Painting and Decorating in SW13 London: Barnes and Castelnau
Professional painting and decorating in SW13 — Victorian and Edwardian semis, riverside properties, and village character homes in Barnes and Castelnau.
SW13: Village Scale, Period Character
Barnes and Castelnau occupy the loop of the Thames between Hammersmith and Mortlake — a geography that gives SW13 its village character and its particular decorating conditions. The predominant stock is Victorian and Edwardian: red brick semis and terraces on Castelnau and the roads off it, taller Victorian villas on the streets nearest to the pond and the village green, and a scatter of Georgian cottages along the riverside.
The postcode sits between the Thames to the north and the common to the south, which means moisture levels are consistently higher than in drier inner-London postcodes. That single factor drives a number of our product choices in SW13.
Victorian and Edwardian Semis: The Core of the Postcode
The Victorian terraces and Edwardian semis that make up the majority of Castelnau and the roads off Lonsdale and Glentham are well-built, well-proportioned houses — typically three or four bedrooms, bay windows to the front, a through-room on the ground floor that has often been opened up in recent decades.

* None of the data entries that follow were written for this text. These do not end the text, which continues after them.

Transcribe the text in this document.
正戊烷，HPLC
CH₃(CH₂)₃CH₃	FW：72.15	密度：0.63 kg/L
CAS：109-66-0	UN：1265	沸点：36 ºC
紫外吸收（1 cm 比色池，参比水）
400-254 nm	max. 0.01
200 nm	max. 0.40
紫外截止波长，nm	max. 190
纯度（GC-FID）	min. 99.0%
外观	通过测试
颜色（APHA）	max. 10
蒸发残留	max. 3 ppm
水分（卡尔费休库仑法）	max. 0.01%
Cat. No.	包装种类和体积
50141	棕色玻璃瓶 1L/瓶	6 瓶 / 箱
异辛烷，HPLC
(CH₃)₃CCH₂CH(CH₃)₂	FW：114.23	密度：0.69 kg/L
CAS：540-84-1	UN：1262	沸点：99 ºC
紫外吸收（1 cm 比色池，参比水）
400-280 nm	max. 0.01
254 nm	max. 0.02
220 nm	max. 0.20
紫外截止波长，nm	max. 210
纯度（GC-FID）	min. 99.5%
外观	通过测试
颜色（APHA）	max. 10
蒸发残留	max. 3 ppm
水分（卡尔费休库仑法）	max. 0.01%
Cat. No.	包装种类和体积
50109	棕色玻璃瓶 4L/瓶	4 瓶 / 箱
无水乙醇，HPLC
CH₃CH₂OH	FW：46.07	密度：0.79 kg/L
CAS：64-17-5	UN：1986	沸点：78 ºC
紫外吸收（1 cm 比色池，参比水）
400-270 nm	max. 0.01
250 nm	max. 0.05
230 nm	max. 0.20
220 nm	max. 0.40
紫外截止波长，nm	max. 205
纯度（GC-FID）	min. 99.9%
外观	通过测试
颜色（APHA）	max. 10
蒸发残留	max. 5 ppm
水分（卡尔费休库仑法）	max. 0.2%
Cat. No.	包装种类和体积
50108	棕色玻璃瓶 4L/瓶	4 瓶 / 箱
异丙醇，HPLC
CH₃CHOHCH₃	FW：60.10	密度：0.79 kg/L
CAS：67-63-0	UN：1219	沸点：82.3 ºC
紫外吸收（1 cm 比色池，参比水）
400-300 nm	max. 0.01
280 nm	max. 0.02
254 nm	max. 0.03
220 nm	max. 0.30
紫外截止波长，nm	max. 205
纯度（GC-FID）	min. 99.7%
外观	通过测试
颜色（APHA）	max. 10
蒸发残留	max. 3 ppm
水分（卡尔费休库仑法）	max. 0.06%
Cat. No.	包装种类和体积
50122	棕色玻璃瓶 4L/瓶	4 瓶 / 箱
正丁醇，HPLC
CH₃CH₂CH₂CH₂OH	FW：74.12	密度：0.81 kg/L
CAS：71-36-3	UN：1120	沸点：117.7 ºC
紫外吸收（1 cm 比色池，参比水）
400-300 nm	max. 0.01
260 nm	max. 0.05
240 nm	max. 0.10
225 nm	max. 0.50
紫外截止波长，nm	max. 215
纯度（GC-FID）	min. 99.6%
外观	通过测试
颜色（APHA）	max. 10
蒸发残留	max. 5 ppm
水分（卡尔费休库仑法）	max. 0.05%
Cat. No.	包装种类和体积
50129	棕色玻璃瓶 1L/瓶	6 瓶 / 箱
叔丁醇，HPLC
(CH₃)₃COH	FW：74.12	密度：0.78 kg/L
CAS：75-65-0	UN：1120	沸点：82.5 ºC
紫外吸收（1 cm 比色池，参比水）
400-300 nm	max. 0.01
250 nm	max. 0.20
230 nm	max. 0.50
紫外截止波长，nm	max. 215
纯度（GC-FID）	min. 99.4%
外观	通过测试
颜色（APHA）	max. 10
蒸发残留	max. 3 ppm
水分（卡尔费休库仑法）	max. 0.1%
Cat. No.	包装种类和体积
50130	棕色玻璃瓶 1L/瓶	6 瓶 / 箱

Internal decoration in these properties has to accommodate the significant ceiling heights of the original rooms (typically 2.8–3.1 metres on the ground floor) as well as the original joinery — picture rails, dado rails, decorative cornicing — that often survives in reasonable condition. We always recommend retaining original features rather than boxing them in or removing them; reinstatement is expensive, and these details are a significant part of what makes SW13 houses desirable.
For walls in Victorian semis, a flat or very low-sheen emulsion reads correctly against period cornicing and skirtings. We use Farrow & Ball Estate Emulsion, Little Greene Intelligent Matt or Dulux Trade Supermatt as standard for living rooms and bedrooms. Kitchens and bathrooms in the same houses benefit from a trade-grade eggshell — Zoffany's eggshell is an excellent product in a wet room context, where it resists moisture without looking commercial.
Joinery in Edwardian SW13 houses tends to be painted pine — original skirtings and architraves can be up to 180mm deep, with a Torus or ovolo profile that catches the light beautifully when correctly finished. We prepare all joinery by sanding back, filling any cracks, and applying a shellac-based primer (Zinsser BIN) to any resinous or stained areas before two topcoats of the chosen finish. Oil-based satinwood over a well-prepared pine skirting lasts ten years without significant repainting.
Front Doors and Exterior Schemes
SW13 has a strong front door culture — similar in this respect to Islington or Kensington. The most popular colours on Castelnau and the streets off it are deep navy (Farrow & Ball Hague Blue, Little Greene Prussian Blue), dark green (Farrow & Ball Olive, Little Greene Emerald), and various shades of off-black. These all sit well against red brick and the leaded-light glazing common in Edwardian front doors.
Our front door specification in SW13 is consistent: strip or sand existing paint to bare timber where adhesion has failed, fill and prime, apply two coats of an exterior-grade satin or eggshell in the chosen colour, and finish with a clear exterior varnish over the mid-section of high-traffic doors. The varnish step is optional but significantly extends the life of the painted finish on a door that is used multiple times a day.
Riverside Properties: Moisture and Durability
The properties facing the Thames directly — on Lonsdale Road where it meets the towpath, and along the riverside towards Mortlake — face the most demanding external conditions in the postcode. Tidal Thames moisture, prevalent south-westerly winds off the river, and the bio-film (algae and mould spoor) that accumulates on north-facing walls near water all accelerate paint failure.
For external masonry in these locations we specify Keim Granital Mineral Paint, which is inherently resistant to algae and mould growth (it creates an alkaline surface on which organic matter cannot establish), and which bonds chemically to masonry rather than forming a surface film. The result is a finish that does not peel, blister or flake in the way that organic masonry paints eventually will in a high-moisture environment.
Internal walls in river-facing ground-floor rooms can suffer from rising damp through solid floor slabs or lateral damp through un-insulated external walls. We always investigate the cause of any visible dampness before applying a decorative finish; applying paint over an active damp source is not a solution and causes early failure.
Barnes Village and the Conservation Area
Parts of Barnes, including the area around the pond, are within a Conservation Area. External colour choices on street-facing elevations should be discussed with Richmond Council before any significant change from the existing scheme. We have experience of navigating Conservation Area requirements in SW13 and can advise on what is likely to be acceptable.